Итан знал, что вскоре возьмет Мэдлин измором, и, когда она уступит ему, а у него наступит пресыщение, он переключится на других женщин, склонных к жесткому сексу… Ему нравятся пышные женщины с тяжелыми подпрыгивающими грудями.
Даже думая об этом, он не мог оторвать глаз от Мэдлин. Приходилось признать, что она удивила его и продолжает удивлять своим необычным поведением. Он смотрел, как она поглаживает шелка, и его естество восставало вновь.

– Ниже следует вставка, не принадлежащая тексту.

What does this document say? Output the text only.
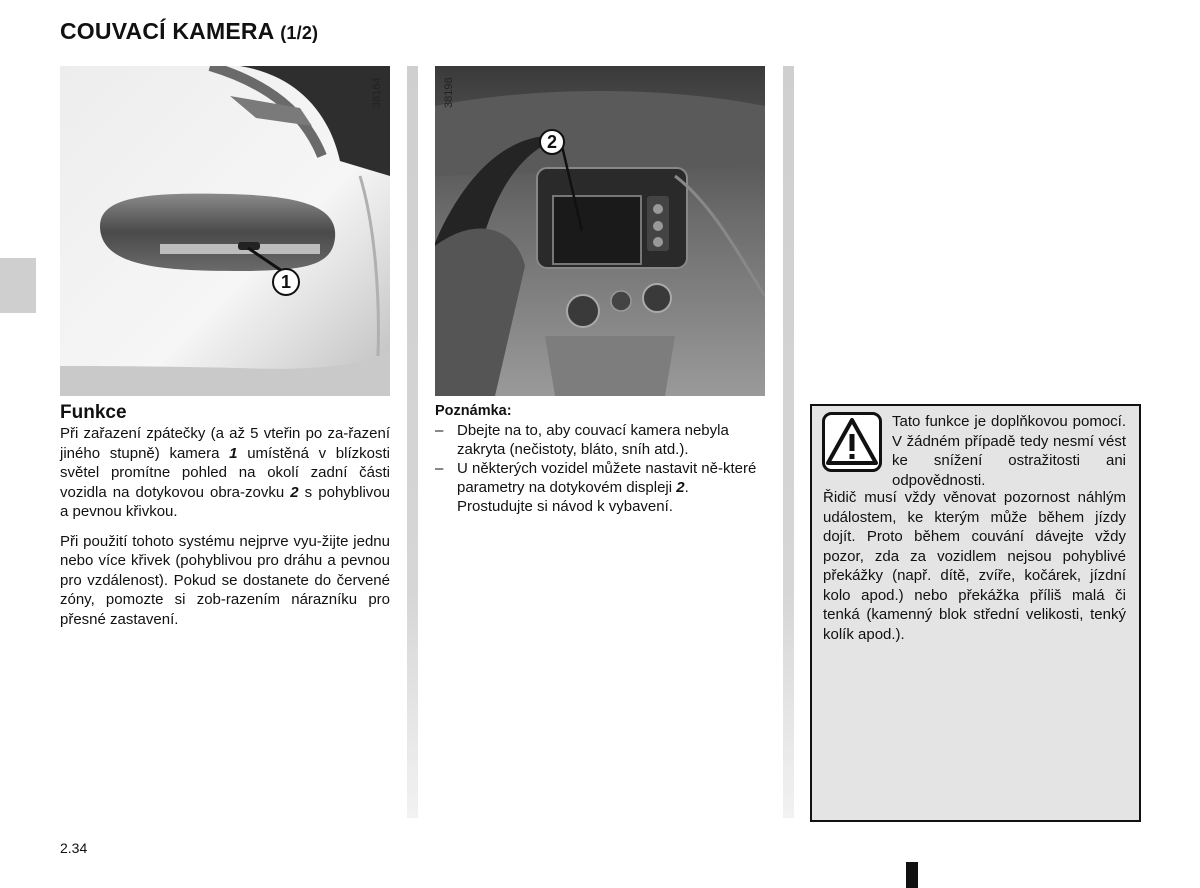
COUVACÍ KAMERA (1/2)
1
38164
2
38198
Funkce

Při zařazení zpátečky (a až 5 vteřin po za-řazení jiného stupně) kamera 1 umístěná v blízkosti světel promítne pohled na okolí zadní části vozidla na dotykovou obra-zovku 2 s pohyblivou a pevnou křivkou.

Při použití tohoto systému nejprve vyu-žijte jednu nebo více křivek (pohyblivou pro dráhu a pevnou pro vzdálenost). Pokud se dostanete do červené zóny, pomozte si zob-razením nárazníku pro přesné zastavení.

Poznámka:
– Dbejte na to, aby couvací kamera nebyla zakryta (nečistoty, bláto, sníh atd.).
– U některých vozidel můžete nastavit ně-které parametry na dotykovém displeji 2. Prostudujte si návod k vybavení.
Tato funkce je doplňkovou pomocí. V žádném případě tedy nesmí vést ke snížení ostražitosti ani odpovědnosti.
Řidič musí vždy věnovat pozornost náhlým událostem, ke kterým může během jízdy dojít. Proto během couvání dávejte vždy pozor, zda za vozidlem nejsou pohyblivé překážky (např. dítě, zvíře, kočárek, jízdní kolo apod.) nebo překážka příliš malá či tenká (kamenný blok střední velikosti, tenký kolík apod.).
2.34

Итан прищурился. Казалось, будто у Мэдлин была страсть прикасаться к вещам, но здесь он обнаружил, что это всего лишь хитроумный прием прикрыть кражу. Ей нельзя было отказать в мастерстве, в необычайном мастерстве, и если бы он не был натренирован в распознавании мельчайших деталей, то ни за что не заметил бы, чем она занималась.
Итан направился к ней.
— Положи на место, — шепотом приказал он.

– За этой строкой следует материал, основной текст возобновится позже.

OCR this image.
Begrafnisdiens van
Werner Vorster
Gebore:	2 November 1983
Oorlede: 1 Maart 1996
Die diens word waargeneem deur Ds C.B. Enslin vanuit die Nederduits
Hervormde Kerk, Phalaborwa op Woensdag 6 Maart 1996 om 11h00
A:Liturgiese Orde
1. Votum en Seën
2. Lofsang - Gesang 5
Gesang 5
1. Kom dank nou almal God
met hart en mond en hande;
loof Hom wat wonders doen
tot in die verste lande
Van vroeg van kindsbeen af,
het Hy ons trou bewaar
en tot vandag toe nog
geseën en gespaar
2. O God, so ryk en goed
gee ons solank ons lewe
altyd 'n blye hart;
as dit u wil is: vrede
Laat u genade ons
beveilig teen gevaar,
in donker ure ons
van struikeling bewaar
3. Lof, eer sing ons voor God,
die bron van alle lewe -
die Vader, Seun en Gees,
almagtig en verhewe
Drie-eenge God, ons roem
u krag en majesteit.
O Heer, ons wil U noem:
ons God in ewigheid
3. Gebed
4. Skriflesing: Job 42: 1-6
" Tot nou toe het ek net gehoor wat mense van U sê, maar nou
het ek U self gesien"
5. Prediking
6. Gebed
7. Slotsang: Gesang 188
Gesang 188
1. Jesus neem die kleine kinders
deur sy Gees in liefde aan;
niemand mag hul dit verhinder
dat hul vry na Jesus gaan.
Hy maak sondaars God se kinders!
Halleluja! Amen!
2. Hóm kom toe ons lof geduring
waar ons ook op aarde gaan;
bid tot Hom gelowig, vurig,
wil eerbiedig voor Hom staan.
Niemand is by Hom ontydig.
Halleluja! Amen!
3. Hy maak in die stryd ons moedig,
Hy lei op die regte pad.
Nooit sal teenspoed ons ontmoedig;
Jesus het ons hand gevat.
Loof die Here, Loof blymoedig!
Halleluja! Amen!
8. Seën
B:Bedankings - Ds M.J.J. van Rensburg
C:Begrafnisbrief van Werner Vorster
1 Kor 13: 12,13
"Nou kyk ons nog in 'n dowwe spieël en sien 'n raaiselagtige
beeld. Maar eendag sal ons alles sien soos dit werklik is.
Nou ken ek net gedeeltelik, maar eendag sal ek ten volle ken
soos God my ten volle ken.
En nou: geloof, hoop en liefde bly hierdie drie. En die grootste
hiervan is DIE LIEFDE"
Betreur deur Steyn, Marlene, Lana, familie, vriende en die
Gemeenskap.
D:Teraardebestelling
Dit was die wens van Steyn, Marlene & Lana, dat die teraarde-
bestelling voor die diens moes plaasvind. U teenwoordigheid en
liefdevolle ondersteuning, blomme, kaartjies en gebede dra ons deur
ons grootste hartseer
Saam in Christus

Она невинно взглянула на него простодушными синими глазами:
— О чем ты?
Он стиснул ее локоть, призывая к молчанию, и она, в конце концов, вытянула шелковый шарф из рукава блузки.
— Мэдлин, с мелкими кражами должно быть покончено.
— Так уж и мелкие?
— Господи, я поражаюсь: неужели ты хуже меня? — Итан ничего не имел против того, чтобы люди мучились, если отдали пальму первенства ему. В действительности ему это даже льстило. Но он не испытывал враждебных чувств к владелице ателье и не хотел, чтобы ей был нанесен ущерб.
— Ты воруешь, играешь на деньги и разговариваешь на уличном жаргоне. Если мне выпала роль нашего блюстителя морали, то нам вместе гореть в аду, девочка.
Она подняла на него глаза, ее губы кривились в усмешке.
— Но мы, по крайней мере, будем вместе.
Итан знал, что она дразнит его, но все же ей удалось обезоружить его и злость начала проходить.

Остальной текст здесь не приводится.